Je sais
par elle que je suis vivant
« Une
léproserie... Au sens le plus navrant, le plus odieux du terme... Des hommes
qui ne font rien, auxquels on ne fait rien et qui tournent en rond dans leur
cour, dans leur cage... Des hommes seuls. Pis : abandonnés. Pour qui tout est
déjà silence et nuit.
L'un d'eux
pourtant - un seul - a gardé les yeux clairs. Il sait sourire et, lorsqu'on lui
offre quelque chose, dire merci. L'un d'eux - un seul - est demeuré un homme.
La
religieuse voulut connaître la cause de ce miracle. Ce qui le retenait à la vie...
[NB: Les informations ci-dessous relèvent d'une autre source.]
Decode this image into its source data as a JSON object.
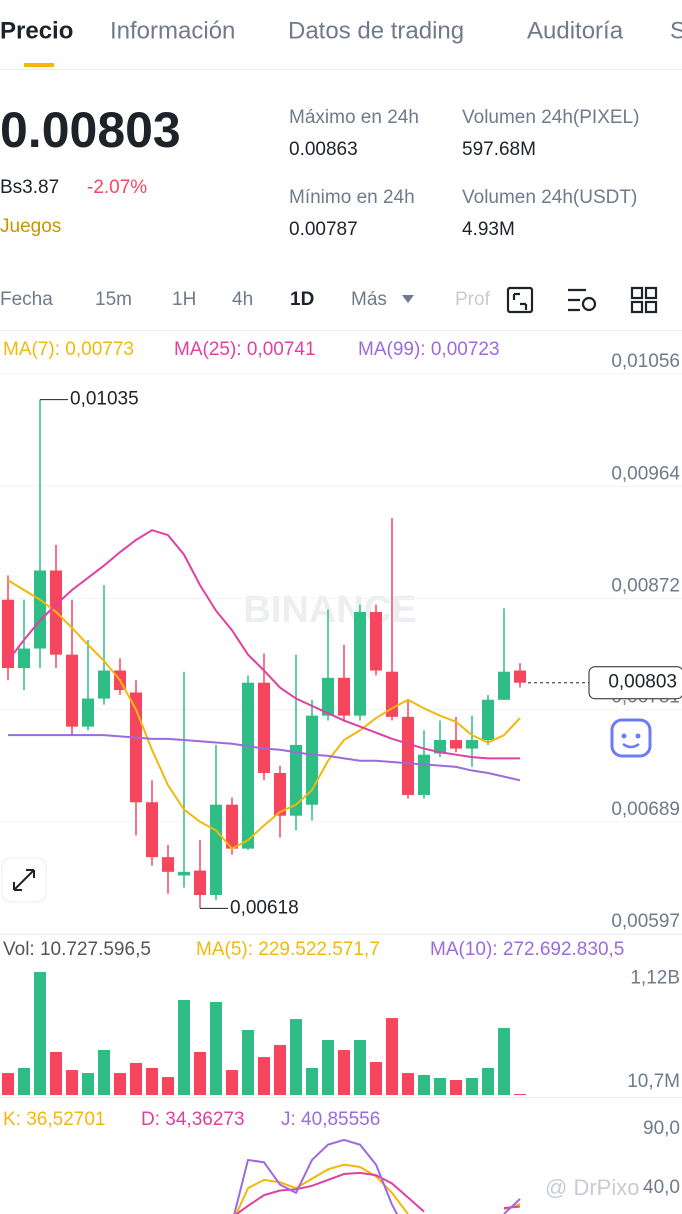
{
  "tabs": [
    "Precio",
    "Información",
    "Datos de trading",
    "Auditoría",
    "S"
  ],
  "price": "0.00803",
  "fiat": "Bs3.87",
  "change": "-2.07%",
  "category": "Juegos",
  "stats": [
    {
      "label": "Máximo en 24h",
      "value": "0.00863"
    },
    {
      "label": "Volumen 24h(PIXEL)",
      "value": "597.68M"
    },
    {
      "label": "Mínimo en 24h",
      "value": "0.00787"
    },
    {
      "label": "Volumen 24h(USDT)",
      "value": "4.93M"
    }
  ],
  "intervals": [
    "Fecha",
    "15m",
    "1H",
    "4h",
    "1D",
    "Más",
    "Prof"
  ],
  "watermark": "BINANCE",
  "footer": "@ DrPixo",
  "chart_data": [
    {
      "type": "candlestick",
      "up_color": "#2ebd85",
      "down_color": "#f6465d",
      "open": [
        0.00871,
        0.00815,
        0.00831,
        0.00895,
        0.00826,
        0.00767,
        0.0079,
        0.00813,
        0.00795,
        0.00705,
        0.0066,
        0.00645,
        0.00649,
        0.00629,
        0.00703,
        0.00667,
        0.00803,
        0.00729,
        0.00694,
        0.00703,
        0.00776,
        0.00807,
        0.00776,
        0.00861,
        0.00812,
        0.00775,
        0.00711,
        0.00745,
        0.00756,
        0.00749,
        0.00756,
        0.00789,
        0.00813
      ],
      "high": [
        0.00891,
        0.00871,
        0.01035,
        0.00916,
        0.00871,
        0.00838,
        0.00883,
        0.00823,
        0.00805,
        0.00723,
        0.0067,
        0.00812,
        0.00674,
        0.00752,
        0.00709,
        0.00809,
        0.00827,
        0.00735,
        0.00826,
        0.00789,
        0.00863,
        0.00834,
        0.00867,
        0.00867,
        0.00938,
        0.00789,
        0.00764,
        0.00772,
        0.00775,
        0.00776,
        0.00793,
        0.00864,
        0.00819
      ],
      "low": [
        0.00805,
        0.00797,
        0.00815,
        0.00815,
        0.0076,
        0.00764,
        0.00785,
        0.00793,
        0.00678,
        0.00653,
        0.0063,
        0.00635,
        0.00618,
        0.00625,
        0.00662,
        0.00666,
        0.00723,
        0.00676,
        0.00682,
        0.0069,
        0.00772,
        0.00771,
        0.00772,
        0.00809,
        0.00772,
        0.00708,
        0.00708,
        0.00742,
        0.00746,
        0.00734,
        0.00752,
        0.00789,
        0.00799
      ],
      "close": [
        0.00815,
        0.00831,
        0.00895,
        0.00826,
        0.00767,
        0.0079,
        0.00813,
        0.00797,
        0.00705,
        0.0066,
        0.00648,
        0.00648,
        0.00629,
        0.00703,
        0.00667,
        0.00803,
        0.00729,
        0.00694,
        0.00752,
        0.00776,
        0.00807,
        0.00776,
        0.00861,
        0.00813,
        0.00775,
        0.00711,
        0.00744,
        0.00756,
        0.00749,
        0.00756,
        0.00789,
        0.00812,
        0.00803
      ],
      "series": [
        {
          "name": "MA(7): 0,00773",
          "color": "#f0b90b",
          "values": [
            0.00887,
            0.00879,
            0.00871,
            0.00861,
            0.00848,
            0.00834,
            0.00821,
            0.00805,
            0.00781,
            0.00748,
            0.00719,
            0.00699,
            0.00689,
            0.00682,
            0.00667,
            0.00674,
            0.00686,
            0.00697,
            0.00703,
            0.00715,
            0.00739,
            0.00756,
            0.00764,
            0.00774,
            0.00782,
            0.00789,
            0.00782,
            0.00776,
            0.00771,
            0.0076,
            0.00754,
            0.0076,
            0.00774
          ]
        },
        {
          "name": "MA(25): 0,00741",
          "color": "#e040a0",
          "values": [
            0.00821,
            0.00838,
            0.00854,
            0.00867,
            0.00879,
            0.00889,
            0.00899,
            0.0091,
            0.0092,
            0.00928,
            0.00924,
            0.00908,
            0.00883,
            0.00862,
            0.00846,
            0.00826,
            0.00813,
            0.00799,
            0.0079,
            0.00784,
            0.00778,
            0.00772,
            0.00767,
            0.00762,
            0.00757,
            0.00753,
            0.00749,
            0.00746,
            0.00744,
            0.00742,
            0.00741,
            0.00741,
            0.00741
          ]
        },
        {
          "name": "MA(99): 0,00723",
          "color": "#9c6ade",
          "values": [
            0.0076,
            0.0076,
            0.0076,
            0.0076,
            0.0076,
            0.0076,
            0.0076,
            0.00759,
            0.00758,
            0.00757,
            0.00757,
            0.00756,
            0.00755,
            0.00754,
            0.00753,
            0.00751,
            0.00749,
            0.00748,
            0.00746,
            0.00744,
            0.00743,
            0.00741,
            0.00739,
            0.00739,
            0.00738,
            0.00737,
            0.00736,
            0.00735,
            0.00734,
            0.00731,
            0.00729,
            0.00726,
            0.00723
          ]
        }
      ],
      "ylim": [
        0.00588,
        0.01088
      ],
      "yticks": [
        {
          "value": 0.01056,
          "label": "0,01056"
        },
        {
          "value": 0.00964,
          "label": "0,00964"
        },
        {
          "value": 0.00872,
          "label": "0,00872"
        },
        {
          "value": 0.00781,
          "label": "0,00781"
        },
        {
          "value": 0.00689,
          "label": "0,00689"
        },
        {
          "value": 0.00597,
          "label": "0,00597"
        }
      ],
      "grid": true,
      "current": {
        "value": 0.00803,
        "label": "0,00803"
      },
      "annotations": [
        {
          "value": 0.01035,
          "label": "0,01035"
        },
        {
          "value": 0.00618,
          "label": "0,00618"
        }
      ]
    },
    {
      "type": "bar",
      "legend": [
        "Vol: 10.727.596,5",
        "MA(5): 229.522.571,7",
        "MA(10): 272.692.830,5"
      ],
      "legend_colors": [
        "#555555",
        "#f0b90b",
        "#9c6ade"
      ],
      "values": [
        235000000,
        289000000,
        1315000000,
        460000000,
        267000000,
        235000000,
        481000000,
        235000000,
        342000000,
        289000000,
        192000000,
        1016000000,
        460000000,
        994000000,
        267000000,
        695000000,
        406000000,
        535000000,
        812000000,
        289000000,
        588000000,
        481000000,
        588000000,
        353000000,
        823000000,
        235000000,
        214000000,
        182000000,
        160000000,
        182000000,
        289000000,
        716000000,
        10727596.5
      ],
      "ylim": [
        0,
        1390000000
      ],
      "yticks": [
        {
          "value": 1120000000,
          "label": "1,12B"
        },
        {
          "value": 10700000,
          "label": "10,7M"
        }
      ]
    },
    {
      "type": "line",
      "series": [
        {
          "name": "K: 36,52701",
          "color": "#f0b90b",
          "values": [
            null,
            null,
            null,
            null,
            null,
            null,
            null,
            null,
            null,
            null,
            null,
            null,
            null,
            null,
            20,
            50,
            57,
            55,
            50,
            58,
            66,
            70,
            68,
            60,
            46,
            28,
            null,
            null,
            null,
            null,
            null,
            32,
            36.53
          ]
        },
        {
          "name": "D: 34,36273",
          "color": "#e040a0",
          "values": [
            null,
            null,
            null,
            null,
            null,
            null,
            null,
            null,
            null,
            null,
            null,
            null,
            null,
            null,
            25,
            35,
            44,
            48,
            49,
            52,
            57,
            62,
            63,
            61,
            54,
            42,
            30,
            null,
            null,
            null,
            null,
            33,
            34.36
          ]
        },
        {
          "name": "J: 40,85556",
          "color": "#9c6ade",
          "values": [
            null,
            null,
            null,
            null,
            null,
            null,
            null,
            null,
            null,
            null,
            null,
            null,
            null,
            null,
            20,
            74,
            72,
            53,
            46,
            74,
            87,
            91,
            87,
            70,
            36,
            10,
            null,
            null,
            null,
            null,
            null,
            28,
            40.86
          ]
        }
      ],
      "ylim": [
        28,
        125
      ],
      "yticks": [
        {
          "value": 90,
          "label": "90,0"
        },
        {
          "value": 40,
          "label": "40,0"
        }
      ]
    }
  ]
}
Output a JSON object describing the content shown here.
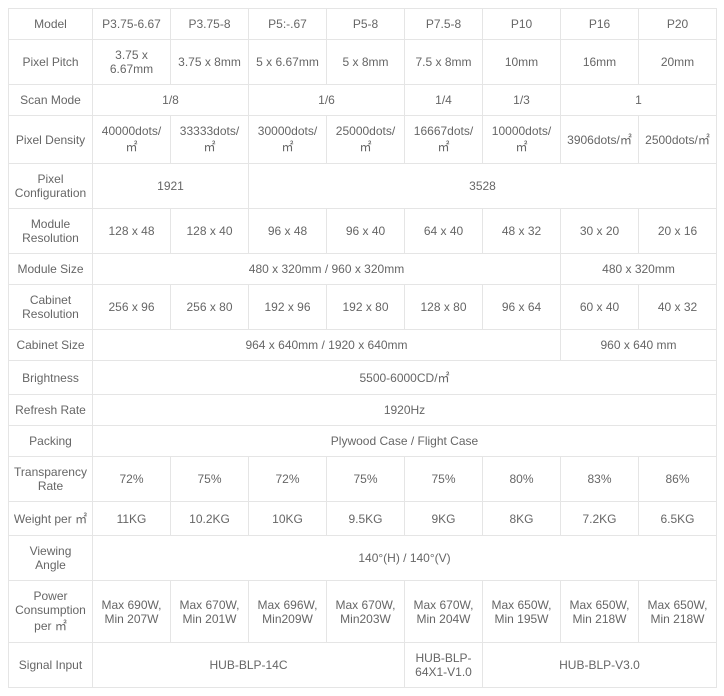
{
  "columns": [
    "P3.75-6.67",
    "P3.75-8",
    "P5:-.67",
    "P5-8",
    "P7.5-8",
    "P10",
    "P16",
    "P20"
  ],
  "rows": {
    "model_label": "Model",
    "pixel_pitch": {
      "label": "Pixel Pitch",
      "vals": [
        "3.75 x 6.67mm",
        "3.75 x 8mm",
        "5 x 6.67mm",
        "5 x 8mm",
        "7.5 x 8mm",
        "10mm",
        "16mm",
        "20mm"
      ]
    },
    "scan_mode": {
      "label": "Scan Mode",
      "g1": "1/8",
      "g2": "1/6",
      "g3": "1/4",
      "g4": "1/3",
      "g5": "1"
    },
    "pixel_density": {
      "label": "Pixel Density",
      "vals": [
        "40000dots/㎡",
        "33333dots/㎡",
        "30000dots/㎡",
        "25000dots/㎡",
        "16667dots/㎡",
        "10000dots/㎡",
        "3906dots/㎡",
        "2500dots/㎡"
      ]
    },
    "pixel_config": {
      "label": "Pixel Configuration",
      "g1": "1921",
      "g2": "3528"
    },
    "module_res": {
      "label": "Module Resolution",
      "vals": [
        "128 x 48",
        "128 x 40",
        "96 x 48",
        "96 x 40",
        "64 x 40",
        "48 x 32",
        "30 x 20",
        "20 x 16"
      ]
    },
    "module_size": {
      "label": "Module Size",
      "g1": "480 x 320mm / 960 x 320mm",
      "g2": "480 x 320mm"
    },
    "cabinet_res": {
      "label": "Cabinet Resolution",
      "vals": [
        "256 x 96",
        "256 x 80",
        "192 x 96",
        "192 x 80",
        "128 x 80",
        "96 x 64",
        "60 x 40",
        "40 x 32"
      ]
    },
    "cabinet_size": {
      "label": "Cabinet Size",
      "g1": "964 x 640mm  / 1920 x 640mm",
      "g2": "960 x 640 mm"
    },
    "brightness": {
      "label": "Brightness",
      "val": "5500-6000CD/㎡"
    },
    "refresh": {
      "label": "Refresh Rate",
      "val": "1920Hz"
    },
    "packing": {
      "label": "Packing",
      "val": "Plywood Case / Flight Case"
    },
    "transparency": {
      "label": "Transparency Rate",
      "vals": [
        "72%",
        "75%",
        "72%",
        "75%",
        "75%",
        "80%",
        "83%",
        "86%"
      ]
    },
    "weight": {
      "label": "Weight per ㎡",
      "vals": [
        "11KG",
        "10.2KG",
        "10KG",
        "9.5KG",
        "9KG",
        "8KG",
        "7.2KG",
        "6.5KG"
      ]
    },
    "viewing": {
      "label": "Viewing Angle",
      "val": "140°(H) / 140°(V)"
    },
    "power": {
      "label": "Power Consumption per ㎡",
      "vals": [
        "Max 690W, Min 207W",
        "Max 670W, Min 201W",
        "Max 696W, Min209W",
        "Max 670W, Min203W",
        "Max 670W, Min 204W",
        "Max 650W, Min 195W",
        "Max 650W, Min 218W",
        "Max 650W, Min 218W"
      ]
    },
    "signal": {
      "label": "Signal Input",
      "g1": "HUB-BLP-14C",
      "g2": "HUB-BLP-64X1-V1.0",
      "g3": "HUB-BLP-V3.0"
    }
  }
}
Elle le surveilla. Et elle vit que chaque jour, par-dessus le mur si haut, si
dur, un visage apparaissait. Un petit bout de visage de femme, gros comme le
poing, et qui souriait. L'homme était là, attendant de recevoir ce sourire, le
pain de sa force et de son espoir... Il souriait à son tour et le visage
disparaissait. Alors, il recommençait son attente jusqu'au lendemain.
Lorsque le
missionnaire les surprit « C'est ma femme », dit-il simplement. Et après un
silence : « Avant que je vienne ici, elle m'a soigné en cachette. Avec tout ce
qu'elle a pu trouver. Un féticheur lui avait fourni une pommade. Elle m'en
enduisait chaque jour la figure... sauf un petit coin. Juste assez pour y poser
ses lèvres... Mais ce fut en vain. Alors on m'a ramassé. Mais elle m'a suivi.
Et lorsque chaque jour je la vois, je sais par elle que je suis vivant... ».